Understanding how to buy penny stocks also means being aware of the fact that there are risks involved. Some investors may believe that buying these stocks is the key to getting in early, and cashing out a millionaire. This can be true in rare cases, but it does not happen that way most of the time. Instead, those who choose penny stock investing need to focus on smaller gains, without any devastating losses. Buying penny stocks can have disadvantages, because for many of these penny shares there is not a lot of information available to evaluate. In addition, knowing how to buy penny stocks means being aware of the fact that the market can be manipulated easier than the major stock markets. Online penny stock trading can be convenient, but buying these stocks should be carefully thought over before the deed is done. The over the counter market can have less liquidity, meaning it may not be possible to sell penny shares when desired, but this is not true all the time when buying penny stocks.

How much money do I need to buy penny stocks?

Money-The amount needed to start is a highly debatable subject. The more money you have to put into a stock, the less the stock will need to increase in price before you have covered the costs of commissions and realized a profit. On the other hand, more money in a stock means you have more money at risk. When you are ready to start trading, however, we recommend having at least $500 for each penny stock you wish to buy.
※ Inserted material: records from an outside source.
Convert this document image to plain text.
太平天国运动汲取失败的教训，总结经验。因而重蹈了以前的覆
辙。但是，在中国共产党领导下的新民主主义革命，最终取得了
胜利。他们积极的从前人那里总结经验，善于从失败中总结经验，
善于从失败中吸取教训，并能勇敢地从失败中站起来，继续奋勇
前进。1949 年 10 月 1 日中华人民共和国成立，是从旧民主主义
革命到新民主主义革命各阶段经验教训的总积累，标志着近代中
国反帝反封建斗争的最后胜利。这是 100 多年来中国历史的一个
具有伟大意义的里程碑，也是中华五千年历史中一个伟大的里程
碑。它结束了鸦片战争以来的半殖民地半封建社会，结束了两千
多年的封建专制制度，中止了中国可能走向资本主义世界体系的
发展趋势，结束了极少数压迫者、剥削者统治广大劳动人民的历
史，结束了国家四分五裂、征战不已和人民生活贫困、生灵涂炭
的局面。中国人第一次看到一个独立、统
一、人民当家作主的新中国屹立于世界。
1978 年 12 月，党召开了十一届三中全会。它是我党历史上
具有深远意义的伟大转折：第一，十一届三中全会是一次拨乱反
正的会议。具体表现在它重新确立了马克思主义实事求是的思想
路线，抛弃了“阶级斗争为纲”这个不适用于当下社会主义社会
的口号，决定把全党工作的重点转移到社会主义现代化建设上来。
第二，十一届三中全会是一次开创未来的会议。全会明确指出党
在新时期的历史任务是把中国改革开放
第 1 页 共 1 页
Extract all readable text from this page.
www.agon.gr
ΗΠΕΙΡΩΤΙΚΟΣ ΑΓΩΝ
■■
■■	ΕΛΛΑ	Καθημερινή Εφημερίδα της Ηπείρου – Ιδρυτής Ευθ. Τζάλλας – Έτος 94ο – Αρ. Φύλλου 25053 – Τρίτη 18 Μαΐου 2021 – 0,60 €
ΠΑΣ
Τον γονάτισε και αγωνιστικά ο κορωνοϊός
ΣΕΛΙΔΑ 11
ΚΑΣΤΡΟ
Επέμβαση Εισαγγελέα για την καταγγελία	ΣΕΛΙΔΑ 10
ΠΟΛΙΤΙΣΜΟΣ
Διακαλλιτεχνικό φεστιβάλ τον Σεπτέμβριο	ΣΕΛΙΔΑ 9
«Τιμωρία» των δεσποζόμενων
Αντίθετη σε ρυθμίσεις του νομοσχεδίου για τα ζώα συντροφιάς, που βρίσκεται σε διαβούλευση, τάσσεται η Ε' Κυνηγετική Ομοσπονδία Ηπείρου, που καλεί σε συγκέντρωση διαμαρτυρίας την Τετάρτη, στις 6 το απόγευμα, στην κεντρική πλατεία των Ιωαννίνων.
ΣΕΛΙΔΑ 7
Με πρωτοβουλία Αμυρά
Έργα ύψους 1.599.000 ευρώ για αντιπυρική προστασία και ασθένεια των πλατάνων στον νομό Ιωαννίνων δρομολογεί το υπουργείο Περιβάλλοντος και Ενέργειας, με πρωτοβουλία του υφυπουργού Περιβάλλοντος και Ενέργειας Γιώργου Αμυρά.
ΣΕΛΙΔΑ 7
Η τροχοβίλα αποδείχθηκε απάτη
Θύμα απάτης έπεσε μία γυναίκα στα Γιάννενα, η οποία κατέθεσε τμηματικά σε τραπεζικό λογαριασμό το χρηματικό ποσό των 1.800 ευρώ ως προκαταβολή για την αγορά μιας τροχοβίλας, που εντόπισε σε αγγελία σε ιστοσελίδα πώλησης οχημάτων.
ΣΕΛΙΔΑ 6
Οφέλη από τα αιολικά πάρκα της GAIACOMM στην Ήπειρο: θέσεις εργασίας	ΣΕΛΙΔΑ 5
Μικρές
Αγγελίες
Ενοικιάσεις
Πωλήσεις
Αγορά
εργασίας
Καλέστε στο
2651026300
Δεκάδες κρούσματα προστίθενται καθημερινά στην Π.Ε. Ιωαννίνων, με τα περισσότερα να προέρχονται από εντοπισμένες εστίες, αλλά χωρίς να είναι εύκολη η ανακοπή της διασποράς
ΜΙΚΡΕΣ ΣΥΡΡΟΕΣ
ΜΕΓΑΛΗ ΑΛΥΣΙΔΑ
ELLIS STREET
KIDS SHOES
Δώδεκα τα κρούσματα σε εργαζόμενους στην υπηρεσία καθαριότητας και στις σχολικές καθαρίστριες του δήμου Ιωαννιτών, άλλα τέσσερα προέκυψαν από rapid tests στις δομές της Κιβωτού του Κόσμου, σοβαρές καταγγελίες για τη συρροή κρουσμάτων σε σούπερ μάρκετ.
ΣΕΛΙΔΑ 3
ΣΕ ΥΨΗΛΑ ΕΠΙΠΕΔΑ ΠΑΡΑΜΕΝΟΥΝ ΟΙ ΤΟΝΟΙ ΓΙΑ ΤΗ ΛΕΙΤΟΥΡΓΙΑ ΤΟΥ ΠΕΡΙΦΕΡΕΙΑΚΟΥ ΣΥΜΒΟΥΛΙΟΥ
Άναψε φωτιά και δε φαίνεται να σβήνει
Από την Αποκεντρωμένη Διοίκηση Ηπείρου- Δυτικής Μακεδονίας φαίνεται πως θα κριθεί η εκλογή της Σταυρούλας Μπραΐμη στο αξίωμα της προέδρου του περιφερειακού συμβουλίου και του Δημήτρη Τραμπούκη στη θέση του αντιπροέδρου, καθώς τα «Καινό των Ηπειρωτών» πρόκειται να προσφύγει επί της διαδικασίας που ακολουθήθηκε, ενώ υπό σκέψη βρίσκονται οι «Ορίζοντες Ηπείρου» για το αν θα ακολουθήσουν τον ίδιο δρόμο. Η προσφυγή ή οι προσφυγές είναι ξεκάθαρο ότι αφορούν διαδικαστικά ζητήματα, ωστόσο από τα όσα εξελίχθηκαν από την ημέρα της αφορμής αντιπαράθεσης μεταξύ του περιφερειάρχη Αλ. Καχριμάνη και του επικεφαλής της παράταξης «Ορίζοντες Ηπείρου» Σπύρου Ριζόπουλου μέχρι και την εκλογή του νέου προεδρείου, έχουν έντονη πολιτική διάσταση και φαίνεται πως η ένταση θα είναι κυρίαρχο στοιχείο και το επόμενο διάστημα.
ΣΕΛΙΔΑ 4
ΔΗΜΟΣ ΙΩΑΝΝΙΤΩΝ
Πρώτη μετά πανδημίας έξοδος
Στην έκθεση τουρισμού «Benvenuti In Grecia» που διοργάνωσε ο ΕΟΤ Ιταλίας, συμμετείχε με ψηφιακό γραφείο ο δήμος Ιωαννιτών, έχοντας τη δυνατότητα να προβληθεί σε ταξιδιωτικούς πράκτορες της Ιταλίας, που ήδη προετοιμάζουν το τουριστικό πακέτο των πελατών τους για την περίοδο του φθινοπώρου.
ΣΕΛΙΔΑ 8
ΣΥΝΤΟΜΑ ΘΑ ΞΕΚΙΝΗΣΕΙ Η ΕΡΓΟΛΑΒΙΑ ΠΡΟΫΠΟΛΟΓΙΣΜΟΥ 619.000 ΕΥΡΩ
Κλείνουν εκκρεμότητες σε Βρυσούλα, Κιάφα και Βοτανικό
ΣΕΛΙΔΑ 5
Depending on your trading strategy, and the liquidity of the penny stocks you’re buying, you may wish to have substantially more money to make your trades. For example, if a penny stock has high liquidity you may wish to purchase a large position, (worth $1000, $5000, or even $10,000) and go for a short term “scalp” by selling the position for a small percentage gain. Instead of playing with $500 and going for a 100% gain, you could play with $5000 and go for just a 10% gain. The profit in these two cases is the same.